Фотографии могут быть более запоминающимися, чем движущиеся образы, потому что они — тонкие срезы времени, а не поток. Телевидение — плохо отсортированная последовательность изображений, и каждым отменяется предыдущее. Фото — это привилегированное мгновение, превращенное в легкий предмет, который можно хранить и рассматривать повторно. Снимки, подобные тому, который появился на первых полосах большинства мировых газет в 1972 году: обожженная американским напалмом голая вьетнамская девочка бежит по шоссе на камеру, раскинув руки и крича от боли, — возможно, вселили в общество большее отвращение к войне, чем сотни часов телевизионной хроники жестокостей.
Вероятно, американская публика не была бы столь единодушна в своем молчаливом приятии корейской войны, если бы ей представили фотографические свидетельства опустошения Кореи, уничтожения среды и массовой гибели людей, в некоторых отношениях даже более масштабных, чем во Вьетнаме десятилетием позже. Но предположение это — пустое. Публика не видела этих фотографий потому, что идеологически
для них не было места. Никто не присылал фотографий повседневной жизни в Пьончанге, дабы показать, что у врага — человеческое лицо, как это показали своими снимками Ханоя Феликс Грин и Марк Рибо.
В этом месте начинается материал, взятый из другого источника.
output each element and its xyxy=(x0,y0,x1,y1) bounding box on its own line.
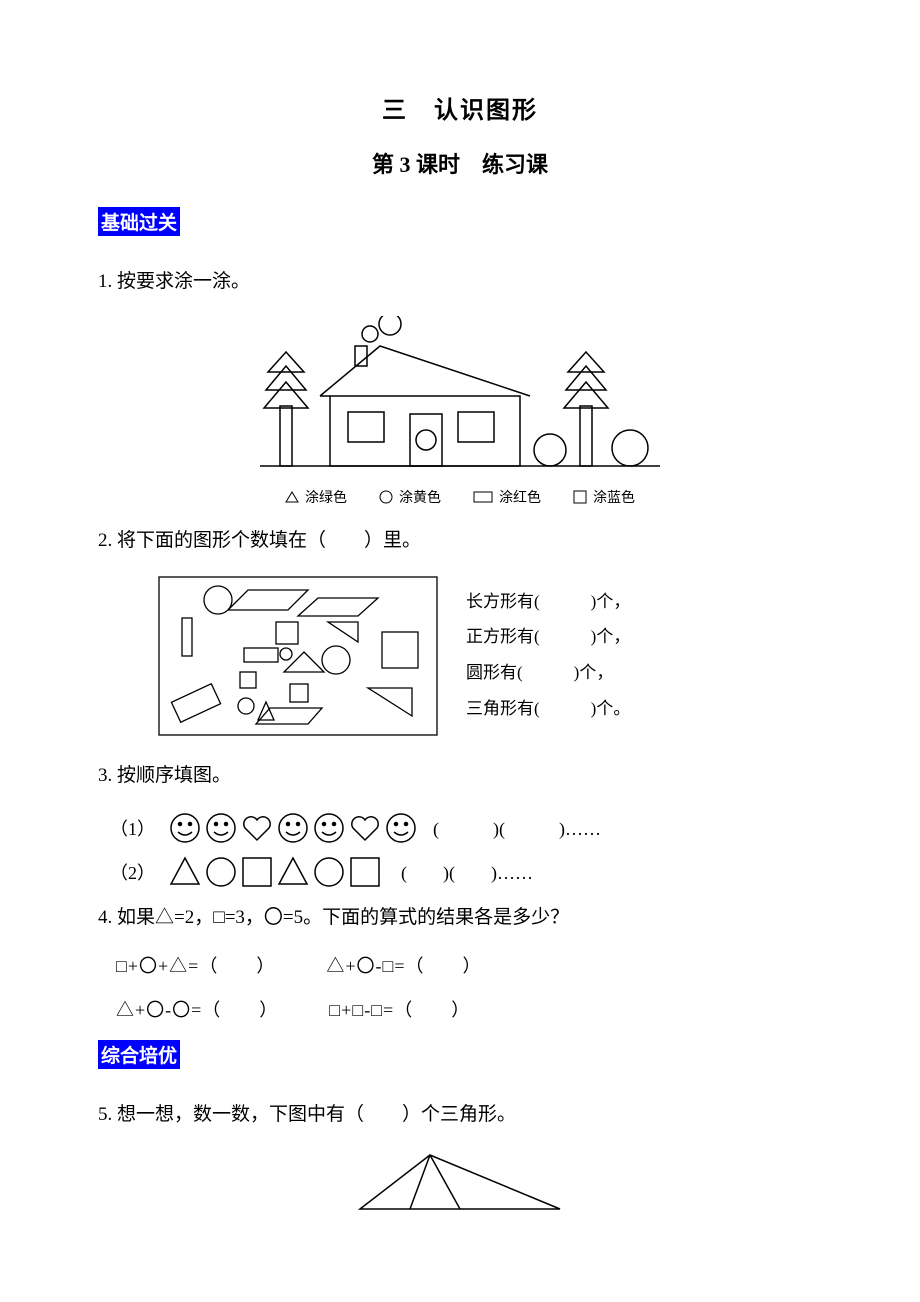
question-1-text: 1. 按要求涂一涂。 xyxy=(98,266,822,298)
legend-circle-label: 涂黄色 xyxy=(399,487,441,507)
q3-1-tail: ( )( )…… xyxy=(433,815,601,841)
question-1-figure: 涂绿色 涂黄色 涂红色 涂蓝色 xyxy=(98,316,822,507)
pattern-1-svg xyxy=(167,810,427,846)
page-subtitle: 第 3 课时 练习课 xyxy=(98,147,822,179)
legend-triangle: 涂绿色 xyxy=(285,487,347,507)
q2-rect-blank: 长方形有( )个， xyxy=(466,584,630,620)
shape-box-svg xyxy=(158,576,438,736)
legend-triangle-label: 涂绿色 xyxy=(305,487,347,507)
q3-2-tail: ( )( )…… xyxy=(401,859,533,885)
question-4-text: 4. 如果△=2，□=3，〇=5。下面的算式的结果各是多少？ xyxy=(98,902,822,934)
question-2-blanks: 长方形有( )个， 正方形有( )个， 圆形有( )个， 三角形有( )个。 xyxy=(466,576,630,727)
question-5-text: 5. 想一想，数一数，下图中有（ ）个三角形。 xyxy=(98,1099,822,1131)
question-5-figure xyxy=(98,1149,822,1224)
question-2-text: 2. 将下面的图形个数填在（ ）里。 xyxy=(98,525,822,557)
q4-eq2: △+〇-□=（ ） xyxy=(326,956,481,976)
q2-triangle-blank: 三角形有( )个。 xyxy=(466,691,630,727)
question-4-line-2: △+〇-〇=（ ） □+□-□=（ ） xyxy=(116,996,822,1022)
q2-square-blank: 正方形有( )个， xyxy=(466,619,630,655)
legend-rect-label: 涂红色 xyxy=(499,487,541,507)
section-tag-advanced: 综合培优 xyxy=(98,1040,180,1069)
q3-2-label: （2） xyxy=(110,859,155,885)
question-4-line-1: □+〇+△=（ ） △+〇-□=（ ） xyxy=(116,952,822,978)
question-2-body: 长方形有( )个， 正方形有( )个， 圆形有( )个， 三角形有( )个。 xyxy=(158,576,822,736)
question-3-text: 3. 按顺序填图。 xyxy=(98,760,822,792)
legend-circle: 涂黄色 xyxy=(379,487,441,507)
legend-square-label: 涂蓝色 xyxy=(593,487,635,507)
q4-eq1: □+〇+△=（ ） xyxy=(116,956,275,976)
legend-rect: 涂红色 xyxy=(473,487,541,507)
question-3-row-1: （1） xyxy=(110,810,822,846)
question-1-legend: 涂绿色 涂黄色 涂红色 涂蓝色 xyxy=(98,487,822,507)
q3-1-label: （1） xyxy=(110,815,155,841)
triangle-icon xyxy=(285,491,299,503)
rect-icon xyxy=(473,491,493,503)
circle-icon xyxy=(379,490,393,504)
question-3-row-2: （2） ( )( )…… xyxy=(110,854,822,890)
q4-eq3: △+〇-〇=（ ） xyxy=(116,1000,278,1020)
legend-square: 涂蓝色 xyxy=(573,487,635,507)
q2-circle-blank: 圆形有( )个， xyxy=(466,655,630,691)
triangle-count-svg xyxy=(340,1149,580,1219)
pattern-2-svg xyxy=(167,854,395,890)
section-tag-basics: 基础过关 xyxy=(98,207,180,236)
page-title: 三 认识图形 xyxy=(98,90,822,125)
house-scene-svg xyxy=(250,316,670,476)
square-icon xyxy=(573,490,587,504)
worksheet-page: 三 认识图形 第 3 课时 练习课 基础过关 1. 按要求涂一涂。 xyxy=(0,0,920,1302)
q4-eq4: □+□-□=（ ） xyxy=(329,1000,470,1020)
Американцы смогли увидеть фотографии страданий вьетнамского народа (многие были из военных источников и предназначены для других целей) потому, что журналисты чувствовали поддержку, делая эти снимки: значительное число американцев считали происходящее жестокой колониальной войной. Войну в Корее воспринимали иначе: как этап справедливой борьбы свободного мира против Советского Союза и Китая, — и при такой оценке фотографии ущерба, причиненного неограниченной огневой мощью американцев, интереса не представляли.
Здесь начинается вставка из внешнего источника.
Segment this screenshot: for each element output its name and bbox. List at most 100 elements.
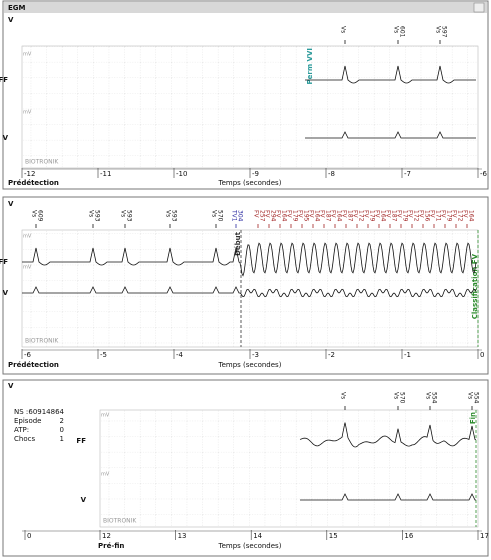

Событие само по себе может заслуживать фотографирования, но, каково его содержание, решает все же идеология (в самом широком смысле). Не может быть свидетельства о событии, фотографического или иного, пока само событие не названо и не охарактеризовано. И не фотосвидетельства выстраивают — а вернее, опознают — событие; они вносят свой вклад только после того, как событие названо. Окажут ли фотографии моральное воздействие — зависит от наличия соответствующего политического понимания ситуации. Если такового нет, фотографии исторических боен скорее всего будут восприниматься просто как нереальные или как деморализующий удар по нервам.